> It comes down to how you plan to shard data and distribute queries when data d...

jupp0r · on June 1, 2023

> A problem everbody would love to have

Except the people who do have it and need to keep their business running off of one postgres instance.

throwaway894345 · on June 1, 2023

You can have data that fits on one machine and still run multiple instances of postgres in a failover configuration, which will probably cover just about everyone (depending on your filesystem, disk for a single instance is essentially infinite, so I'm not actually sure what bottleneck would motivate you need to scale beyond this configuration).

jupp0r · on June 1, 2023

> I'm not actually sure what bottleneck would motivate you need to scale beyond this configuration

It's usually not that data doesn't fit on one machine but that load on the database exceeds what one machine can serve. A failover configuration might enable you to use the spares for some read operations and take a little load of the primary, but you lose ACID semantics when you do that and it generally doesn't help you for long.

threeseed · on June 1, 2023

There is a reason the world moved on from failover architectures.

a) At some point you will have more data or more users than one instance can handle. And instead of simply adding another node you need to throttle usage in order to do a rolling upgrade. Which is far easier said than done and involves impact to the business.

b) With distributed databases you are constantly testing that everything works in Dev, Test etc environments. With failover you really only test it every now and again usually before you deploy to Production. And in most companies which are hopeless the testing will be guaranteed to be inadequate.

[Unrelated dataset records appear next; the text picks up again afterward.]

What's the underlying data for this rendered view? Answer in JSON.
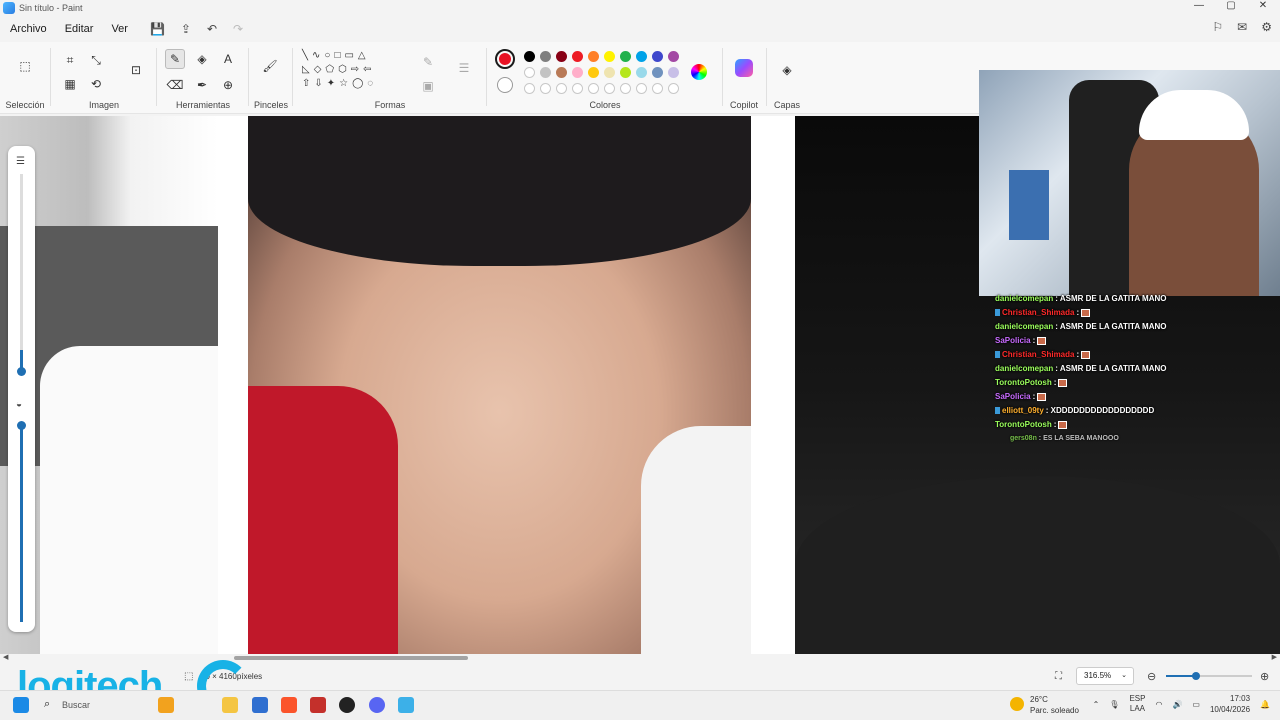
{
  "window": {
    "title": "Sin título - Paint"
  },
  "menu": {
    "archivo": "Archivo",
    "editar": "Editar",
    "ver": "Ver"
  },
  "ribbon": {
    "groups": {
      "seleccion": "Selección",
      "imagen": "Imagen",
      "herramientas": "Herramientas",
      "pinceles": "Pinceles",
      "formas": "Formas",
      "colores": "Colores",
      "copilot": "Copilot",
      "capas": "Capas"
    }
  },
  "colors": {
    "primary": "#e81123",
    "palette_row1": [
      "#000000",
      "#7f7f7f",
      "#880015",
      "#ed1c24",
      "#ff7f27",
      "#fff200",
      "#22b14c",
      "#00a2e8",
      "#3f48cc",
      "#a349a4"
    ],
    "palette_row2": [
      "#ffffff",
      "#c3c3c3",
      "#b97a57",
      "#ffaec9",
      "#ffc90e",
      "#efe4b0",
      "#b5e61d",
      "#99d9ea",
      "#7092be",
      "#c8bfe7"
    ]
  },
  "chat": {
    "messages": [
      {
        "user": "danielcomepan",
        "color": "#9bff5c",
        "text": ": ASMR DE LA GATITA MANO",
        "emote": false,
        "badges": false
      },
      {
        "user": "Christian_Shimada",
        "color": "#ff2a2a",
        "text": ":",
        "emote": true,
        "badges": true
      },
      {
        "user": "danielcomepan",
        "color": "#9bff5c",
        "text": ": ASMR DE LA GATITA MANO",
        "emote": false,
        "badges": false
      },
      {
        "user": "SaPolicia",
        "color": "#c86bff",
        "text": ":",
        "emote": true,
        "badges": false
      },
      {
        "user": "Christian_Shimada",
        "color": "#ff2a2a",
        "text": ":",
        "emote": true,
        "badges": true
      },
      {
        "user": "danielcomepan",
        "color": "#9bff5c",
        "text": ": ASMR DE LA GATITA MANO",
        "emote": false,
        "badges": false
      },
      {
        "user": "TorontoPotosh",
        "color": "#9bff5c",
        "text": ":",
        "emote": true,
        "badges": false
      },
      {
        "user": "SaPolicia",
        "color": "#c86bff",
        "text": ":",
        "emote": true,
        "badges": false
      },
      {
        "user": "elliott_09ty",
        "color": "#ffb02e",
        "text": ": XDDDDDDDDDDDDDDDDD",
        "emote": false,
        "badges": true
      },
      {
        "user": "TorontoPotosh",
        "color": "#9bff5c",
        "text": ":",
        "emote": true,
        "badges": false
      }
    ],
    "faded": {
      "user": "gers08n",
      "text": ": ES LA SEBA MANOOO"
    }
  },
  "statusbar": {
    "dimensions": "20 × 4160píxeles",
    "zoom": "316.5%"
  },
  "logo": {
    "text": "logitech"
  },
  "taskbar": {
    "search_placeholder": "Buscar",
    "temperature": "26°C",
    "weather": "Parc. soleado",
    "lang1": "ESP",
    "lang2": "LAA",
    "time": "17:03",
    "date": "10/04/2026"
  }
}
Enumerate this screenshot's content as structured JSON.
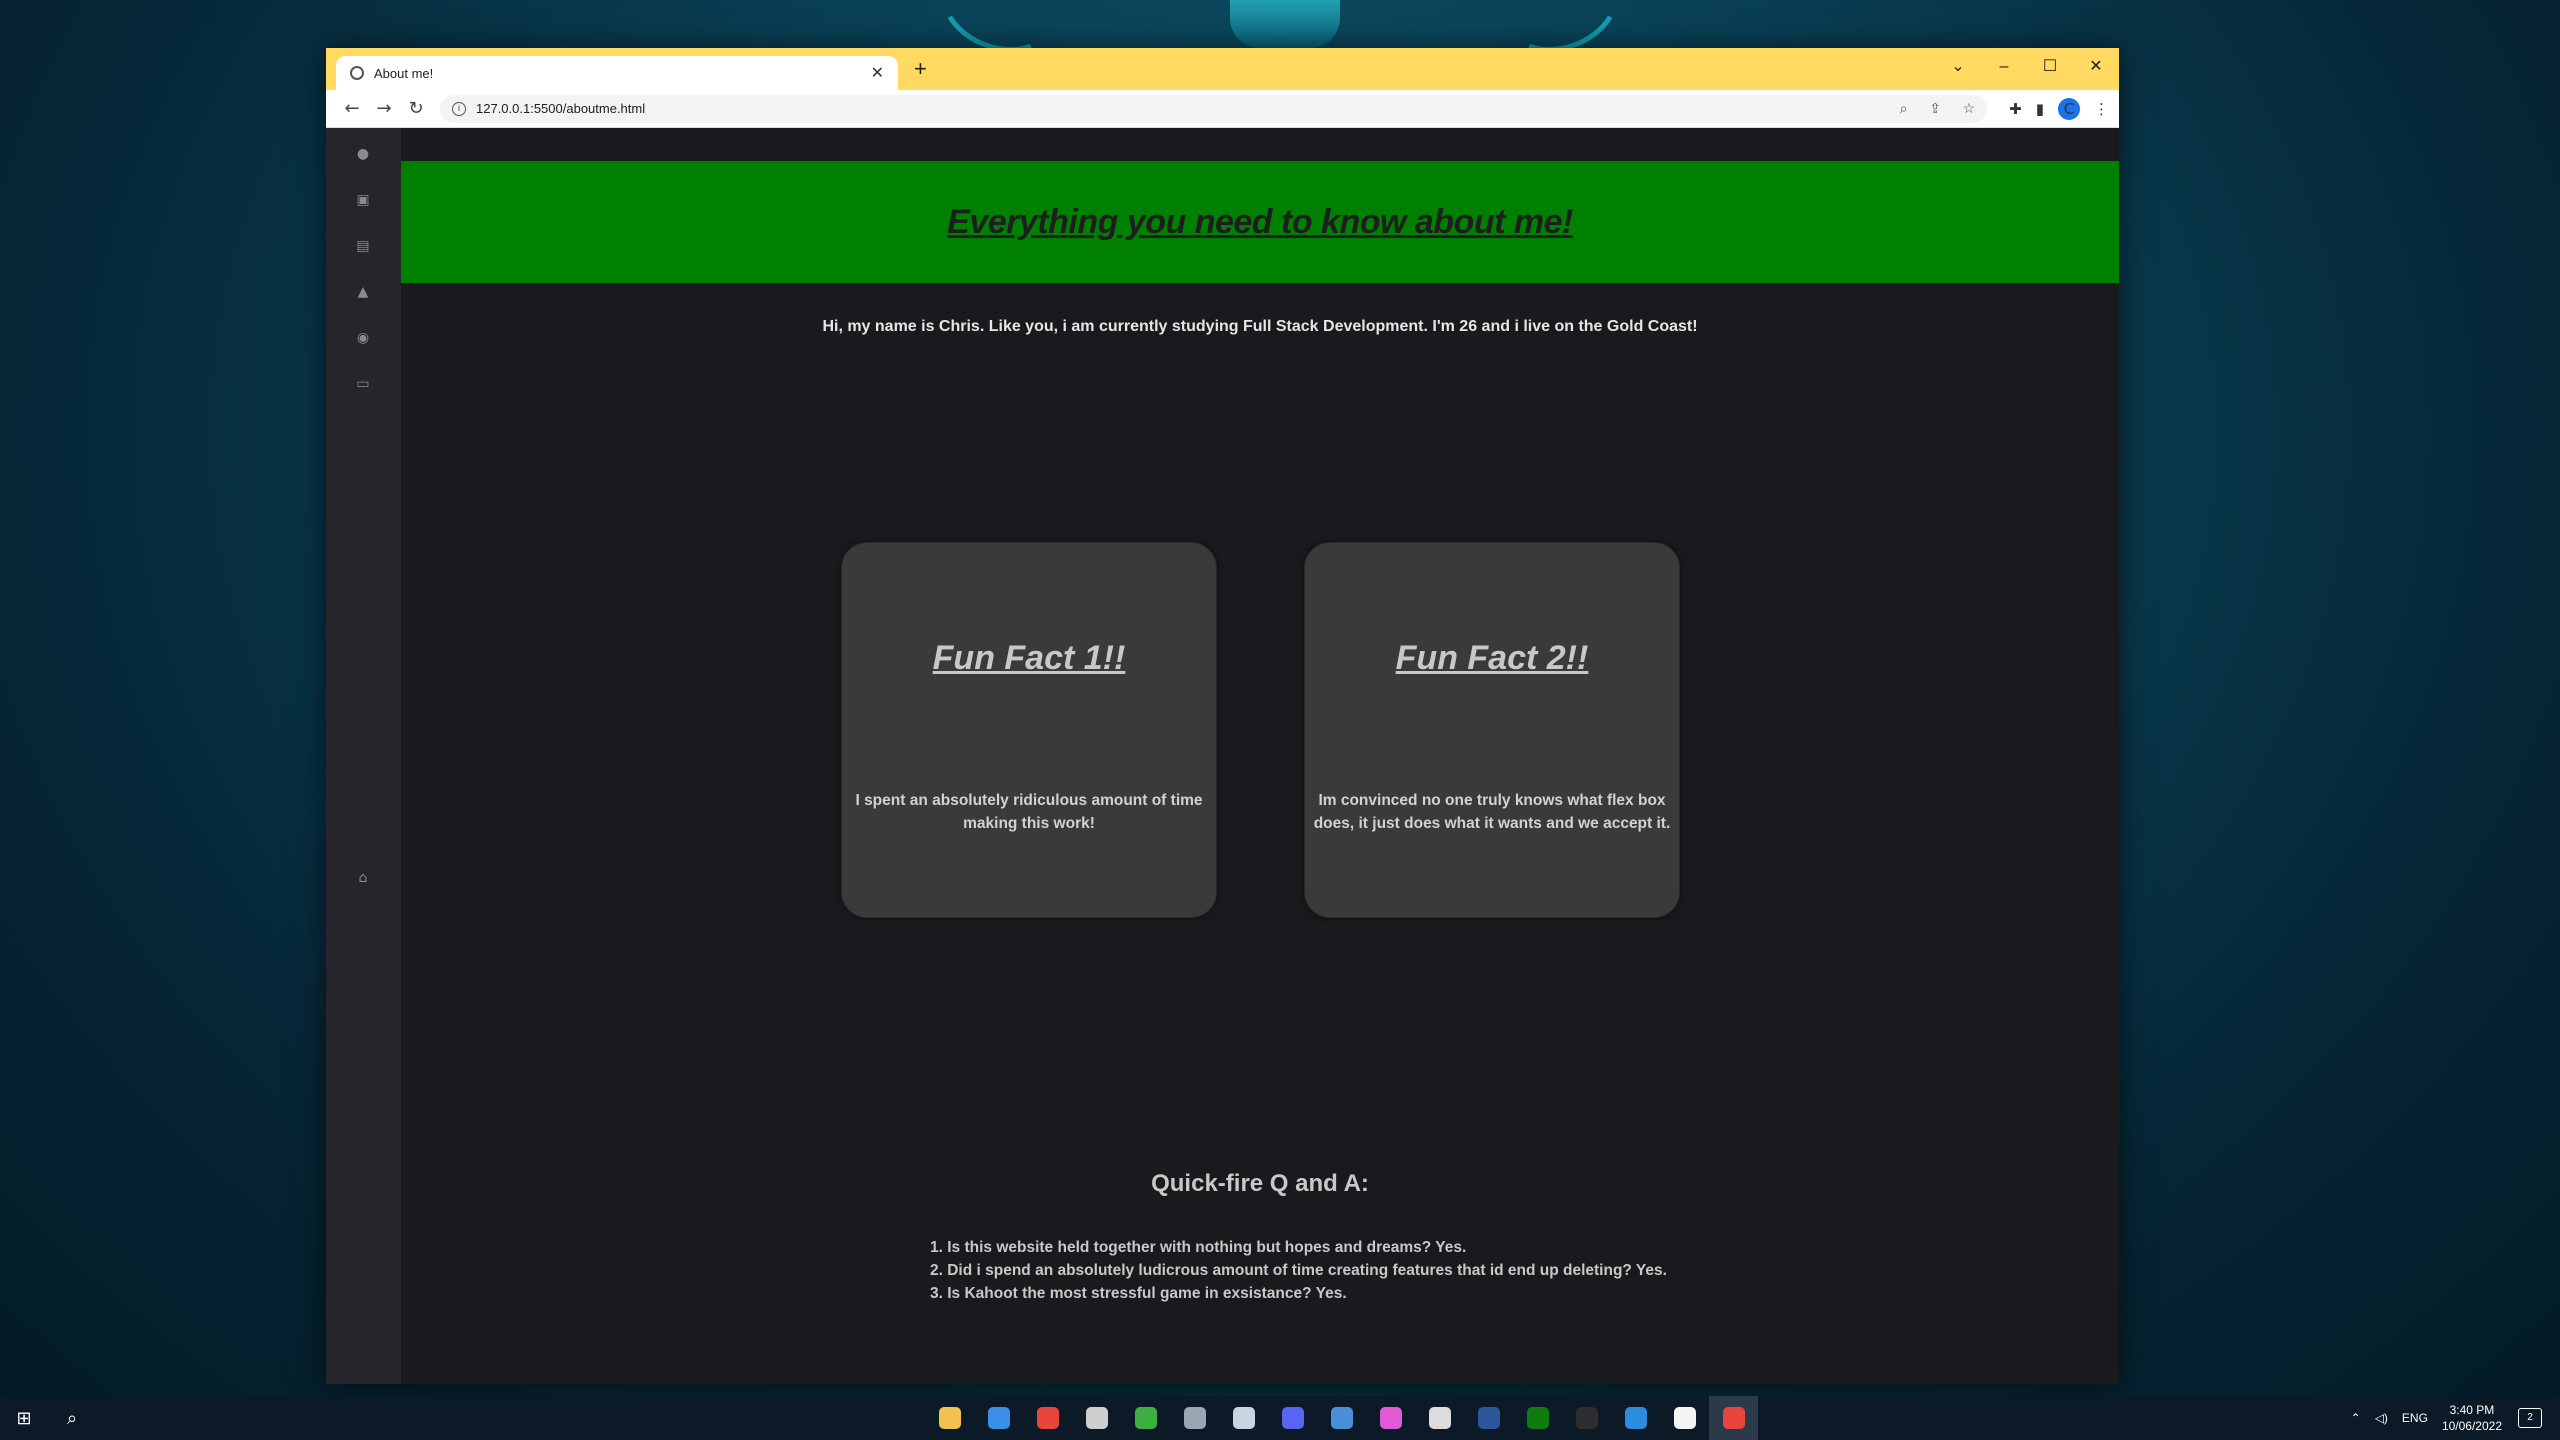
{
  "browser": {
    "tab_title": "About me!",
    "new_tab": "+",
    "url": "127.0.0.1:5500/aboutme.html",
    "window_controls": [
      "⌄",
      "–",
      "☐",
      "✕"
    ],
    "profile_initial": "C"
  },
  "sidebar": {
    "icons": [
      "github-icon",
      "linkedin-icon",
      "document-icon",
      "bell-icon",
      "steam-icon",
      "laptop-icon",
      "home-icon"
    ]
  },
  "page": {
    "banner_title": "Everything you need to know about me!",
    "intro": "Hi, my name is Chris. Like you, i am currently studying Full Stack Development. I'm 26 and i live on the Gold Coast!",
    "cards": [
      {
        "title": "Fun Fact 1!!",
        "text": "I spent an absolutely ridiculous amount of time making this work!"
      },
      {
        "title": "Fun Fact 2!!",
        "text": "Im convinced no one truly knows what flex box does, it just does what it wants and we accept it."
      }
    ],
    "qa_title": "Quick-fire Q and A:",
    "qa_items": [
      "1. Is this website held together with nothing but hopes and dreams? Yes.",
      "2. Did i spend an absolutely ludicrous amount of time creating features that id end up deleting? Yes.",
      "3. Is Kahoot the most stressful game in exsistance? Yes."
    ]
  },
  "taskbar": {
    "apps": [
      "file-explorer",
      "mail",
      "chrome",
      "chrome-alt",
      "xbox-green",
      "app-gray",
      "steam",
      "discord",
      "app-blue",
      "itunes",
      "app-cloud",
      "word",
      "xbox",
      "terminal",
      "vscode",
      "app-face",
      "chrome-active"
    ],
    "app_colors": [
      "#f2c14e",
      "#3a8ee6",
      "#e8453c",
      "#cfcfcf",
      "#3cb043",
      "#9aa6b2",
      "#c7d5e0",
      "#5865f2",
      "#4a90d9",
      "#e05ad6",
      "#dcdcdc",
      "#2b579a",
      "#107c10",
      "#2d2d2d",
      "#2a8de0",
      "#f5f5f5",
      "#e8453c"
    ],
    "tray_lang": "ENG",
    "time": "3:40 PM",
    "date": "10/06/2022",
    "notification_count": "2"
  },
  "colors": {
    "banner": "#008000",
    "titlebar": "#ffd960",
    "page_bg": "#1a191e",
    "card_bg": "#3a3a3a"
  }
}
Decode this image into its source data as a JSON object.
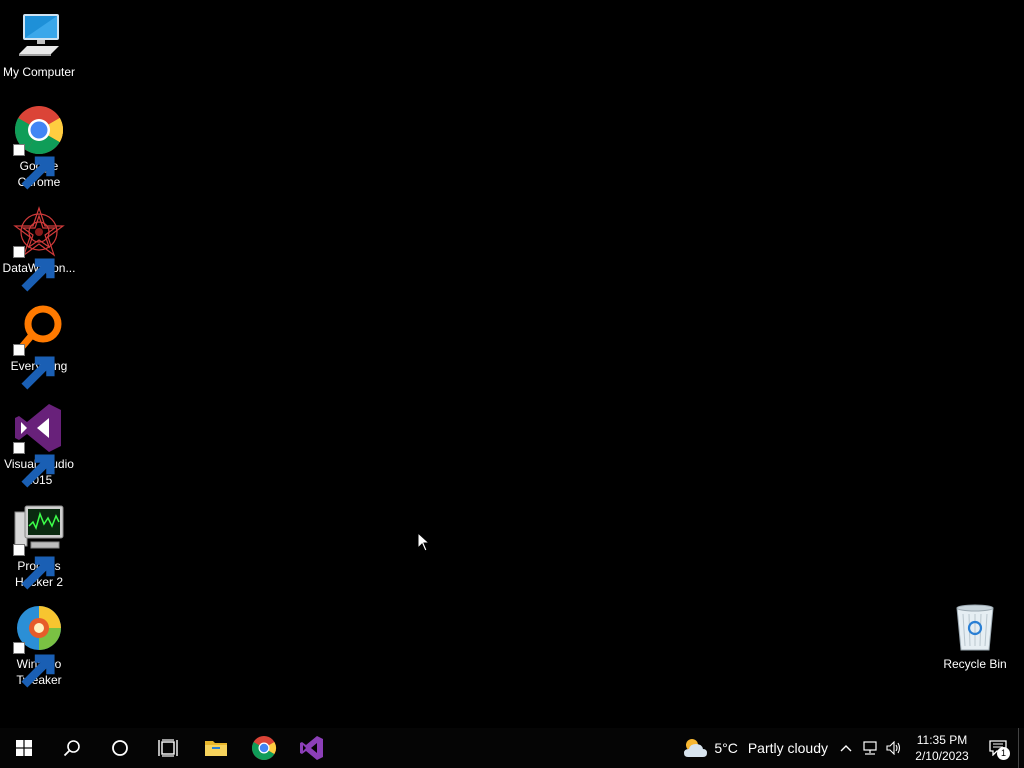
{
  "desktop_icons": [
    {
      "label": "My Computer",
      "icon": "computer-icon"
    },
    {
      "label": "Google Chrome",
      "icon": "chrome-icon"
    },
    {
      "label": "DataWagon...",
      "icon": "datawagon-icon"
    },
    {
      "label": "Everything",
      "icon": "everything-search-icon"
    },
    {
      "label": "Visual Studio 2015",
      "icon": "visual-studio-icon"
    },
    {
      "label": "Process Hacker 2",
      "icon": "process-hacker-icon"
    },
    {
      "label": "Winaero Tweaker",
      "icon": "winaero-tweaker-icon"
    }
  ],
  "recycle_bin": {
    "label": "Recycle Bin",
    "icon": "recycle-bin-icon"
  },
  "taskbar": {
    "start": "windows-start-icon",
    "search": "search-icon",
    "cortana": "cortana-icon",
    "task_view": "task-view-icon",
    "pinned": [
      "file-explorer-icon",
      "chrome-icon",
      "visual-studio-icon"
    ],
    "weather": {
      "temp": "5°C",
      "desc": "Partly cloudy",
      "icon": "partly-cloudy-icon"
    },
    "tray": [
      "show-hidden-icons-chevron",
      "network-icon",
      "volume-icon"
    ],
    "clock": {
      "time": "11:35 PM",
      "date": "2/10/2023"
    },
    "notifications": {
      "icon": "action-center-icon",
      "count": "1"
    }
  },
  "colors": {
    "background": "#000000",
    "taskbar": "#050505",
    "accent": "#76b9ed"
  }
}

c) Vendors lie. They promise that failover will just work but in my experience it very often doesn't. Which is another reason why b) is such important to validate their claims.

throwaway894345 · on June 1, 2023

I mean, I don't like that Postgres is not infinitely scalable, but the whole point is that (a) is not generally true--most companies could probably get by with a single machine's worth of data, or rather if they have more than one machine's worth of data, those systems probably aren't talking to each other such that they need to be on the same box. Regarding (b) and (c), do you not need to test failure conditions for distributed databases (this isn't rhetorical, I've only ever used cloud providers offerings)?

pooper · on June 2, 2023

> most companies could probably get by with a single machine's worth of data, or rather if they have more than one machine's worth of data those systems probably aren't talking to each other such that they need to be on the same box

one of the things I would like to see in my lifetime is somehow it should be easier to "run the whole enterprise" from one box. Sure, it will probably be seriously underpowered and I can't do all things at once but for most small to mid-size companies, it should be possible to run all our "code" from one machine.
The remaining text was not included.